I know Hawkfish eat Ornamental Shrimp, don't plan on having any.

My Leopard Wrasse eats frozen, or anything I put into the tank.

I've decided to drop the Margin wrasses, because I don't feel that great about them, friends have had them, haven't done well for them.

Picasso Clowns are either Percula or Ocellaris (Pretty sure, not sure which of the two tho)

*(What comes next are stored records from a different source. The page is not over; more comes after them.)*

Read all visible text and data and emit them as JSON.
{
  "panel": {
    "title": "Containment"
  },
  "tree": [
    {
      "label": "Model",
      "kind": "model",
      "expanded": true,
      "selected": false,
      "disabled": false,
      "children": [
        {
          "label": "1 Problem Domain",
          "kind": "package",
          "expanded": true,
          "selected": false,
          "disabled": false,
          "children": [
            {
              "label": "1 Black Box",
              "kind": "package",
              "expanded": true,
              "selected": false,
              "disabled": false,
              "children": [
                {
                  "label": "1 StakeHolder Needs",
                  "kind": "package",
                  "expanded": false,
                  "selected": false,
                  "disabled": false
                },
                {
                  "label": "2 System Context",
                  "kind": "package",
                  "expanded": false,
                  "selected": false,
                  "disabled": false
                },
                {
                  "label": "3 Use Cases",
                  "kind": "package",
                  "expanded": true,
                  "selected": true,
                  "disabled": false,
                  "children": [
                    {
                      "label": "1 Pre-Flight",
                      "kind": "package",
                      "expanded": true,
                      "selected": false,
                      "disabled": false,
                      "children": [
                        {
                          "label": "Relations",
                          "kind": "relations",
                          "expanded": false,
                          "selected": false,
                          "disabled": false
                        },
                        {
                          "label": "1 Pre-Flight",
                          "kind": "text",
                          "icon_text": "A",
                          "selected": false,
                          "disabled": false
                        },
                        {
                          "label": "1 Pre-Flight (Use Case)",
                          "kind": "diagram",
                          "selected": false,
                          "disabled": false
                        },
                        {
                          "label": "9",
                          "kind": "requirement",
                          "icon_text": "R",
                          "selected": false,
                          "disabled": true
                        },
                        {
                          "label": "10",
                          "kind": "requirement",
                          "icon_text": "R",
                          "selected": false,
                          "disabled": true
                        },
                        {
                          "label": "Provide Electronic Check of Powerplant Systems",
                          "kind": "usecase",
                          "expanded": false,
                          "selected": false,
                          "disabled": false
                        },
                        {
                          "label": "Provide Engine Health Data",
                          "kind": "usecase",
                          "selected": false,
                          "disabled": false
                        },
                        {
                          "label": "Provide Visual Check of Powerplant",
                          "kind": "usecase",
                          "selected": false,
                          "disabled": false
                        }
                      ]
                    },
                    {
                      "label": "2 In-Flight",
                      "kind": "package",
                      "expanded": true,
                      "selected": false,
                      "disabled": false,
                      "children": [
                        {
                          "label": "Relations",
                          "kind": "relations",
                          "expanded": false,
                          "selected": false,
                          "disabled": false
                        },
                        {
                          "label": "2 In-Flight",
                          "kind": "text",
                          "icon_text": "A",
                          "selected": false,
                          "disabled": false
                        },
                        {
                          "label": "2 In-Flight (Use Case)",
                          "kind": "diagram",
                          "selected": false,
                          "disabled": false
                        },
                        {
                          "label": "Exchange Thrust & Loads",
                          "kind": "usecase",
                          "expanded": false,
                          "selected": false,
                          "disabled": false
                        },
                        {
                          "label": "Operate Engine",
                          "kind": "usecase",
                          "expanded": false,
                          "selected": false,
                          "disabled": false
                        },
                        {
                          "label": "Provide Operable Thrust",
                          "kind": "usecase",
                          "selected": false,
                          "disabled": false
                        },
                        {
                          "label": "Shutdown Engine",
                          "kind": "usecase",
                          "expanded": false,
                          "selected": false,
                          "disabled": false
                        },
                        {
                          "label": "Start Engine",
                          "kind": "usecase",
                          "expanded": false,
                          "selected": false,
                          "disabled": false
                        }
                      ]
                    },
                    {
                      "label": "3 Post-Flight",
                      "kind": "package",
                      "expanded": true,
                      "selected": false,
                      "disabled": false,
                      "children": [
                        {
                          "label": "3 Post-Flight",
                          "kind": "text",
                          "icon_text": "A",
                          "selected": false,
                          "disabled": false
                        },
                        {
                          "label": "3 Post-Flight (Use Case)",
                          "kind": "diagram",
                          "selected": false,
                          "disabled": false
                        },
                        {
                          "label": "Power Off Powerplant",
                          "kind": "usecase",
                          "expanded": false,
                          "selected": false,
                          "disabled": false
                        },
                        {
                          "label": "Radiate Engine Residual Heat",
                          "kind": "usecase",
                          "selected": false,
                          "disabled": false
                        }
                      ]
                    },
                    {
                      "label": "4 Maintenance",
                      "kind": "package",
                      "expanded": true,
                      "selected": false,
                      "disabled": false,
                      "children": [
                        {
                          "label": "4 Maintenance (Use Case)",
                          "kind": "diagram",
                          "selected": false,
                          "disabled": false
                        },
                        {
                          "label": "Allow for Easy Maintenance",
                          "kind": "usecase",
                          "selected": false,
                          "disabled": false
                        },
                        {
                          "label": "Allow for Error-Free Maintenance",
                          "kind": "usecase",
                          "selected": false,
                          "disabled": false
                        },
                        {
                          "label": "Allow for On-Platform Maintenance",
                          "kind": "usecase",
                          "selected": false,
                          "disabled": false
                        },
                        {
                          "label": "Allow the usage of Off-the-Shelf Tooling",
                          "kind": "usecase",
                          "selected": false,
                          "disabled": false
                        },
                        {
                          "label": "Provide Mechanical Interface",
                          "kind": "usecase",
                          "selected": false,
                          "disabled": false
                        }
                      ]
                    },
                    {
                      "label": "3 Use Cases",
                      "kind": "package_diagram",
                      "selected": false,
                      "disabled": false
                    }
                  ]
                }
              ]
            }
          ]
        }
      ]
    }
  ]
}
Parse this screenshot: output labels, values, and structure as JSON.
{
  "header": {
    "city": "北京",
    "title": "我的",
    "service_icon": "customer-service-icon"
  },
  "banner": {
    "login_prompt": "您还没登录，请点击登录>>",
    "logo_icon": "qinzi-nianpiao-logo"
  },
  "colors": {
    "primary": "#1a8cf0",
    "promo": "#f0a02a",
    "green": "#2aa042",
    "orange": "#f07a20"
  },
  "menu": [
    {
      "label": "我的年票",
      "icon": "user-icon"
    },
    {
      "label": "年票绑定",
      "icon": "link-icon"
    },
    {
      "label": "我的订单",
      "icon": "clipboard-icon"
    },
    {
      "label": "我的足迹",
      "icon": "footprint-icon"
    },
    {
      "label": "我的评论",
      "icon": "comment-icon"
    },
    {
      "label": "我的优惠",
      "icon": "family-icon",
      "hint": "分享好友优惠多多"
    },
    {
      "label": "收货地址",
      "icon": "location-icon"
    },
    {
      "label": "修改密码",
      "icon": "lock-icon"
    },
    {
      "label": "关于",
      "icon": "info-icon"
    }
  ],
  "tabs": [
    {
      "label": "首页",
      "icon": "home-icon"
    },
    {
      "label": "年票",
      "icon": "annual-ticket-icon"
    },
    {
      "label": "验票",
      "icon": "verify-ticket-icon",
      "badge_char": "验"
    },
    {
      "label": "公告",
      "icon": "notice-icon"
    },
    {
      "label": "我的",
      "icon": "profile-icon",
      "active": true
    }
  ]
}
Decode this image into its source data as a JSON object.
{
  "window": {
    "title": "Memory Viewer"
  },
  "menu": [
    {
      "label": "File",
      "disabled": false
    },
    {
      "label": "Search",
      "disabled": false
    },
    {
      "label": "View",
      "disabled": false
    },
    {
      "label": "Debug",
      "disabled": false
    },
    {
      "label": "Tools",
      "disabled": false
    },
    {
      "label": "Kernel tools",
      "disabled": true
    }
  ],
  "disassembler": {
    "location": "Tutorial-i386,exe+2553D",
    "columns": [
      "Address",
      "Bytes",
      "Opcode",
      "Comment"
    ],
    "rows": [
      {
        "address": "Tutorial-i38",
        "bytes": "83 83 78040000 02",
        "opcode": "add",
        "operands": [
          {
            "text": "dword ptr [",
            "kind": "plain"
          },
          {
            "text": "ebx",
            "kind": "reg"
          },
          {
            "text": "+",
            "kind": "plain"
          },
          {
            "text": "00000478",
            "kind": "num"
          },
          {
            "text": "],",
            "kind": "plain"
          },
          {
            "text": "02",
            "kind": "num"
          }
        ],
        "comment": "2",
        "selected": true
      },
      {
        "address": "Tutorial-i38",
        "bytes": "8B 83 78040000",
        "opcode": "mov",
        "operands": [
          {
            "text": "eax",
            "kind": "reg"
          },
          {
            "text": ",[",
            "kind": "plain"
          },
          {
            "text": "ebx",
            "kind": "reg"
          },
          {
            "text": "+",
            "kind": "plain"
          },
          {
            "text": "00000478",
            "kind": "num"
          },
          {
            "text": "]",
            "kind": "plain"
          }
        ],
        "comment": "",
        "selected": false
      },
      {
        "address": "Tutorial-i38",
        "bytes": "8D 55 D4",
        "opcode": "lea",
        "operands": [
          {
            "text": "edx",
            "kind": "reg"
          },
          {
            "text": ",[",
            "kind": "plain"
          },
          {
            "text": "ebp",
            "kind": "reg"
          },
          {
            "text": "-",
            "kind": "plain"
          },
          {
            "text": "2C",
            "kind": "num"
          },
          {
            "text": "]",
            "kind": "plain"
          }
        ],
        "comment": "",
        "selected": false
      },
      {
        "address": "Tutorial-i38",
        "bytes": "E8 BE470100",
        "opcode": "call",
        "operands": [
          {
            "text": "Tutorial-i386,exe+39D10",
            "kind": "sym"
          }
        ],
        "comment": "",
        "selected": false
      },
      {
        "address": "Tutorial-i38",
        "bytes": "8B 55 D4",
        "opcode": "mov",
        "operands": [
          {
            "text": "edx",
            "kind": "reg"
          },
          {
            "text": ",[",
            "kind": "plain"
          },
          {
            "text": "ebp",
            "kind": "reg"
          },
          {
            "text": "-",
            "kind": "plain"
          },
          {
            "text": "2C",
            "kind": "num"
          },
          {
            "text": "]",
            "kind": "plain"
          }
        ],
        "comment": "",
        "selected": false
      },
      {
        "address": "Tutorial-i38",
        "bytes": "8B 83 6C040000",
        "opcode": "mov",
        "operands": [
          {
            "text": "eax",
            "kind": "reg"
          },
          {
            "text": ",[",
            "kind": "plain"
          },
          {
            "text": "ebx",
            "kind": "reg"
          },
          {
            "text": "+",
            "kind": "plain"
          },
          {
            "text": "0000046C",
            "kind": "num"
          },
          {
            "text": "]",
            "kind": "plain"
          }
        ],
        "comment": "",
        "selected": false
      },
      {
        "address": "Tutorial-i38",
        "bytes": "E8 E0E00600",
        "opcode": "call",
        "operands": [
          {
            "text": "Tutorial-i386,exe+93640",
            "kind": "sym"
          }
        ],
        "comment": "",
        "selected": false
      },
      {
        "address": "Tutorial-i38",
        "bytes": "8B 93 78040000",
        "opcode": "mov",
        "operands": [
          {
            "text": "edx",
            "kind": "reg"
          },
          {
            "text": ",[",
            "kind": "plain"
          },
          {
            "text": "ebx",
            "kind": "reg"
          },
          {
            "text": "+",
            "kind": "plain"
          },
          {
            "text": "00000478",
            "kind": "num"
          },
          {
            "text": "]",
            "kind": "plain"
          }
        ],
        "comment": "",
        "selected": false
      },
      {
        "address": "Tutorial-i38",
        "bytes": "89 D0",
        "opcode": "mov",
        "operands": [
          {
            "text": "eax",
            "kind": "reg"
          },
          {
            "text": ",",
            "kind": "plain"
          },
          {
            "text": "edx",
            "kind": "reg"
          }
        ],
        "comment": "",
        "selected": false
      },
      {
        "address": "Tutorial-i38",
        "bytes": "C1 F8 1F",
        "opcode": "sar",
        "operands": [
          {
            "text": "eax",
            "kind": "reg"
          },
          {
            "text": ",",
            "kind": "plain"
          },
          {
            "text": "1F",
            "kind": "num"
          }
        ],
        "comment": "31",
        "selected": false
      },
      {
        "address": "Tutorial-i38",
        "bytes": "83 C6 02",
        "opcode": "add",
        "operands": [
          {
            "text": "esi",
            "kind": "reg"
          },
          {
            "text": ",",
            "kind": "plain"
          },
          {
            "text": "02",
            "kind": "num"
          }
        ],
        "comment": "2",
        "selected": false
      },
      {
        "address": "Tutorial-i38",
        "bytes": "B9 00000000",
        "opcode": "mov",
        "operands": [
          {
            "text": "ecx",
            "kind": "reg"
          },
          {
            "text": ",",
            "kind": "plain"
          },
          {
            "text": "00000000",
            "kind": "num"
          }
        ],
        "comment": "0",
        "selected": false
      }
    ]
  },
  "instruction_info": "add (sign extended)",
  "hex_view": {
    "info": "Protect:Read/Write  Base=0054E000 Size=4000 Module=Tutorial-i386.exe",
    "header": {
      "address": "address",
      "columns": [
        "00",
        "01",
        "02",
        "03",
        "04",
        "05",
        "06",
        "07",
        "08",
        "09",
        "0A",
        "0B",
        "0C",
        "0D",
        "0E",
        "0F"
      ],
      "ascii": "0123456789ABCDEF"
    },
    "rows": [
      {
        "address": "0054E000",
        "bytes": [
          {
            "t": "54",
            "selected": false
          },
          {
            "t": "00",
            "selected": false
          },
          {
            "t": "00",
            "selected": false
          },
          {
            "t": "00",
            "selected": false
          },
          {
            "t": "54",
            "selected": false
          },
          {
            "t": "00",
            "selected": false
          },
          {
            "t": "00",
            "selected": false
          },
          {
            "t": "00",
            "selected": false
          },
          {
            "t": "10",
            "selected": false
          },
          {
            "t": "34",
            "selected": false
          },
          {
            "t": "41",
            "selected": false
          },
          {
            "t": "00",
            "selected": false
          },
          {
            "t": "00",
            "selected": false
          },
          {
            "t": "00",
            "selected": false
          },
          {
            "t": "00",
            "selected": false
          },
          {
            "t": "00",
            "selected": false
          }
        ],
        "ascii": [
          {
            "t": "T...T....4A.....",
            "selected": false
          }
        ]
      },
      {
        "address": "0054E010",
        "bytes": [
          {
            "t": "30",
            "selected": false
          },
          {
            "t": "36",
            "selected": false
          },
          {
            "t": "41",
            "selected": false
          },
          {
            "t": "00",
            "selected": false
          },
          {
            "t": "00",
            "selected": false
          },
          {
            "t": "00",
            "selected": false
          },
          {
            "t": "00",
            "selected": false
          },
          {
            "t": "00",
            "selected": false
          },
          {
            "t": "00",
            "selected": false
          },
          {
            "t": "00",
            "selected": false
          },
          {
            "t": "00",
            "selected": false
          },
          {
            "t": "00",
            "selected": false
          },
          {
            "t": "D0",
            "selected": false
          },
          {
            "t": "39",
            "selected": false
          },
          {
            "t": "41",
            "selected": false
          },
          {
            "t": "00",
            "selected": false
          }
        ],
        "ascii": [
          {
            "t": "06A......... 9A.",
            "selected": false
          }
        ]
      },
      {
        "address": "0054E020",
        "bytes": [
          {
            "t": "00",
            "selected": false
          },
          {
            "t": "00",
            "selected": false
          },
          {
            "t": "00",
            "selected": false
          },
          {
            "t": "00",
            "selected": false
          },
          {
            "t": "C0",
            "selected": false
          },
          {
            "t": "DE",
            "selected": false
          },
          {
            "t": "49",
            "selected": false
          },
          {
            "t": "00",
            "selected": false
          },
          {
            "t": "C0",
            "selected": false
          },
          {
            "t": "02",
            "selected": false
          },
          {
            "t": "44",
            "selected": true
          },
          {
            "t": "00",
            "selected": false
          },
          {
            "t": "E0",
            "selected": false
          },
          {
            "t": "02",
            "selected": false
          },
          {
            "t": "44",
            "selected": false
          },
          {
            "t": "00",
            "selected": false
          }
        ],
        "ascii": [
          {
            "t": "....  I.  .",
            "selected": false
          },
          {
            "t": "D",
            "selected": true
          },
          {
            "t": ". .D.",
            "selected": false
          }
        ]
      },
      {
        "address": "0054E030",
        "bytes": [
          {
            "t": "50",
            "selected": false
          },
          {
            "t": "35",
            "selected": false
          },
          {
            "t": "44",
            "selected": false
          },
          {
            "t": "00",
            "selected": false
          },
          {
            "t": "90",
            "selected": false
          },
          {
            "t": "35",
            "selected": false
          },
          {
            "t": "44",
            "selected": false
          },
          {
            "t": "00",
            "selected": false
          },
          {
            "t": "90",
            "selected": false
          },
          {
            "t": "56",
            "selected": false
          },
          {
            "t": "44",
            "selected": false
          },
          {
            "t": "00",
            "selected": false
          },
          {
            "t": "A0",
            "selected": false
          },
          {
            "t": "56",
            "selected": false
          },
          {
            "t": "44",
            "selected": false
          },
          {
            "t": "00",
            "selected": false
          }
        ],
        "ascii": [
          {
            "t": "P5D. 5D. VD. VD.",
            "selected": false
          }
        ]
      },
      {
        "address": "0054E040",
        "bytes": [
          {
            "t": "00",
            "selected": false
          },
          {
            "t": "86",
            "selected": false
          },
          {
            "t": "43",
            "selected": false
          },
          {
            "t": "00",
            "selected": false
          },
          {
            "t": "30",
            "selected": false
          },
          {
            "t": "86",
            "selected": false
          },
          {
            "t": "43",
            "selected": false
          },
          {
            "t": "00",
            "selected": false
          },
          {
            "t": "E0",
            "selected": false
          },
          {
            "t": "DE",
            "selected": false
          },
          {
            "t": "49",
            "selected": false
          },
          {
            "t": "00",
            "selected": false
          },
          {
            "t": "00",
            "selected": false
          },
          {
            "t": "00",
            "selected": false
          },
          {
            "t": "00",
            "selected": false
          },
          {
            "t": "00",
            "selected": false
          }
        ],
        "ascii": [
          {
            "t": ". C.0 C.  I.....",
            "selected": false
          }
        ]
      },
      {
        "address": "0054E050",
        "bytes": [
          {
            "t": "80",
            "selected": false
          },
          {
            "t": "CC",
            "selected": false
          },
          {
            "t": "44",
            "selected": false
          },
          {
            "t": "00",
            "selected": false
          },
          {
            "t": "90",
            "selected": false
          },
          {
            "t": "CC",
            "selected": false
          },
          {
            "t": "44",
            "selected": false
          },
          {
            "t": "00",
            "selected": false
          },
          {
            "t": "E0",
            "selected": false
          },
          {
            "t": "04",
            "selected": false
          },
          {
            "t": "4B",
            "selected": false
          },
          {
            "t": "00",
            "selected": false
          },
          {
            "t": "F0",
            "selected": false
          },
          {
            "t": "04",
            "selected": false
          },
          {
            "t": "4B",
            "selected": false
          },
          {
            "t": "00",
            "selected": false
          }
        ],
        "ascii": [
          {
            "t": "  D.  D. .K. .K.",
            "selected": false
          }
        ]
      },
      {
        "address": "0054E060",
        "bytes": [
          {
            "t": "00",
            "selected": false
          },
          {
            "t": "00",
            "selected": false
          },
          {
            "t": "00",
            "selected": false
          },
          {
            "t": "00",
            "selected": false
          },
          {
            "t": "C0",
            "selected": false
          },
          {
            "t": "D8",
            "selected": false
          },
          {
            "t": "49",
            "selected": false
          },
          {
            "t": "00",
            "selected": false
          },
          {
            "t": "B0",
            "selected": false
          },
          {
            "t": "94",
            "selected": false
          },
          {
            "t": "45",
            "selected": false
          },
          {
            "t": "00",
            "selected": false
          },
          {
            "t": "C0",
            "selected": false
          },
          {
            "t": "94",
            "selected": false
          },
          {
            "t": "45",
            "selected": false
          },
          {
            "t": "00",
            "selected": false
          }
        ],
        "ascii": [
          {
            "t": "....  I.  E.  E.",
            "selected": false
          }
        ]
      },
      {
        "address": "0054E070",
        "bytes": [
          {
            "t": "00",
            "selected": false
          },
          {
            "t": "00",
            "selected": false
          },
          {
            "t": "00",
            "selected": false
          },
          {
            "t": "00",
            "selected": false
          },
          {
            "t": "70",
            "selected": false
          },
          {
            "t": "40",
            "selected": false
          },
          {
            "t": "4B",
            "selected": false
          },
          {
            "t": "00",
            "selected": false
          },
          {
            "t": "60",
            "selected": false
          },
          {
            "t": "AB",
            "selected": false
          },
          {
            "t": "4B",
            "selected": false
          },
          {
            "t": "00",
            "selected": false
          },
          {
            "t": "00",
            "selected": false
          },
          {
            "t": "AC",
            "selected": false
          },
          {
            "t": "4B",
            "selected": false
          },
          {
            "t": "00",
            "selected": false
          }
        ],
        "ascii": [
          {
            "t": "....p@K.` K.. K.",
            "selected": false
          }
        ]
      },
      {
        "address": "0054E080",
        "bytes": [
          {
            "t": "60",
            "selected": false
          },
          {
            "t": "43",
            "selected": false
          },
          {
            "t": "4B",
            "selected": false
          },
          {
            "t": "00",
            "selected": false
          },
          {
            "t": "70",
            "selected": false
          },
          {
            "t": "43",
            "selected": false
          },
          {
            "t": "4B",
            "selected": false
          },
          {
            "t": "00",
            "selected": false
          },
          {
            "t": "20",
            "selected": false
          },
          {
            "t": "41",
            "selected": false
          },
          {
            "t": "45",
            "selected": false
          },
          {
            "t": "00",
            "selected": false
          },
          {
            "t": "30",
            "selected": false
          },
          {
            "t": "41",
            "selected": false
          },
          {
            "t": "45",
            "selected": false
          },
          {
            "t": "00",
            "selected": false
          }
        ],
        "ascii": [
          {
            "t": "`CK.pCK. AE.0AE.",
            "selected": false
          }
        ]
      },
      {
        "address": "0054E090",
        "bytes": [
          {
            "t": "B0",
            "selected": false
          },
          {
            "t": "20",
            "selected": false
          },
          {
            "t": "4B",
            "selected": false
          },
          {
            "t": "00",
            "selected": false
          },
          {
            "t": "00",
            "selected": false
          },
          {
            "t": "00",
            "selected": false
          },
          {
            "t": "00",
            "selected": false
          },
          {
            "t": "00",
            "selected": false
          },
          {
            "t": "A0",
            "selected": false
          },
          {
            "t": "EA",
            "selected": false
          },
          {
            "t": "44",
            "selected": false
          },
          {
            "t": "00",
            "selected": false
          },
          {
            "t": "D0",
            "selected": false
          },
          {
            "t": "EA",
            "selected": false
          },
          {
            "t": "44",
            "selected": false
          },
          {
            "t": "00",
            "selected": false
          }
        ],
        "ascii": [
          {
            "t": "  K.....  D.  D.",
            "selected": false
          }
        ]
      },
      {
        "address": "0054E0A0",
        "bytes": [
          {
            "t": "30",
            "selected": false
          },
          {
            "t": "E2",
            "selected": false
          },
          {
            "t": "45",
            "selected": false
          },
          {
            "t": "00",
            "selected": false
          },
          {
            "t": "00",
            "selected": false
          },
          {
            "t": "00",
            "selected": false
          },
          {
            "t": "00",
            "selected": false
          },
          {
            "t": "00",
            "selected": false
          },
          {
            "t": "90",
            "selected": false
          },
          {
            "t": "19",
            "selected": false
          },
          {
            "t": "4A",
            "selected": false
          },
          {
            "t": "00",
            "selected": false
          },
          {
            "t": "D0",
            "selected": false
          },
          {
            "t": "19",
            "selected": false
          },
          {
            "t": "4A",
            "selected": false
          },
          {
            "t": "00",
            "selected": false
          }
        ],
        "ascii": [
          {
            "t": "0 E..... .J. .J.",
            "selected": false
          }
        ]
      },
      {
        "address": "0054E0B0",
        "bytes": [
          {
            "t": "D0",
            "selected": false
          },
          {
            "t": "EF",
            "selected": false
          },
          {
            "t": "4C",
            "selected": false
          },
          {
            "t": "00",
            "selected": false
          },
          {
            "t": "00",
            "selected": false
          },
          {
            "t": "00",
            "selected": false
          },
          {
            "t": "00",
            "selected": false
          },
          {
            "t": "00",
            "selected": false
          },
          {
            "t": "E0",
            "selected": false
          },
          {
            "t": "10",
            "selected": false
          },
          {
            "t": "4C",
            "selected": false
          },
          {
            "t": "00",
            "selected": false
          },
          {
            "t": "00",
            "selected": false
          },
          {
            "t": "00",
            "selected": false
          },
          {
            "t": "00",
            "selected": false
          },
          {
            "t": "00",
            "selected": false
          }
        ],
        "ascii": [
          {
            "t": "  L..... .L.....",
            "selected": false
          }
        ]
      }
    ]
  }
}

I also do think that my fish choices would live in different niches of the tank:

5-Resplendent Anthias (Rockwork and Water Column Mid-High)
2-Picasso Clownfish ( Anemone )
1-Kole Tang (Water Column Mid-High)
1-Blue Spot Jawfish (Substrate)
1-Leopard Wrasse (Rockwork, Mid Tank)
1-Tailspot Blenny (Mid Tank Level)
1-Flame Hawkfish (Mid Tank Leve)
1-Potter's Angelfish (Mid Tank/Water Column High)
5-Chromis (Water Column (High) )
 
A niche is more than the level where the fish swims. it also where the animal sits in the pecking order of aggression and what it eats. Most reef fish are mid level swimmers, but they do fine, b/c the all eat different things or they defend the territory against imposers. For expample, the yellow tail damsel and the anthias occupy areas above coral heads. The anthias are planktonivores, while the damsels are more grazers/omnivores, that makes for 2 seperate niches and porbable cohabitation in the aquarium of large enough size.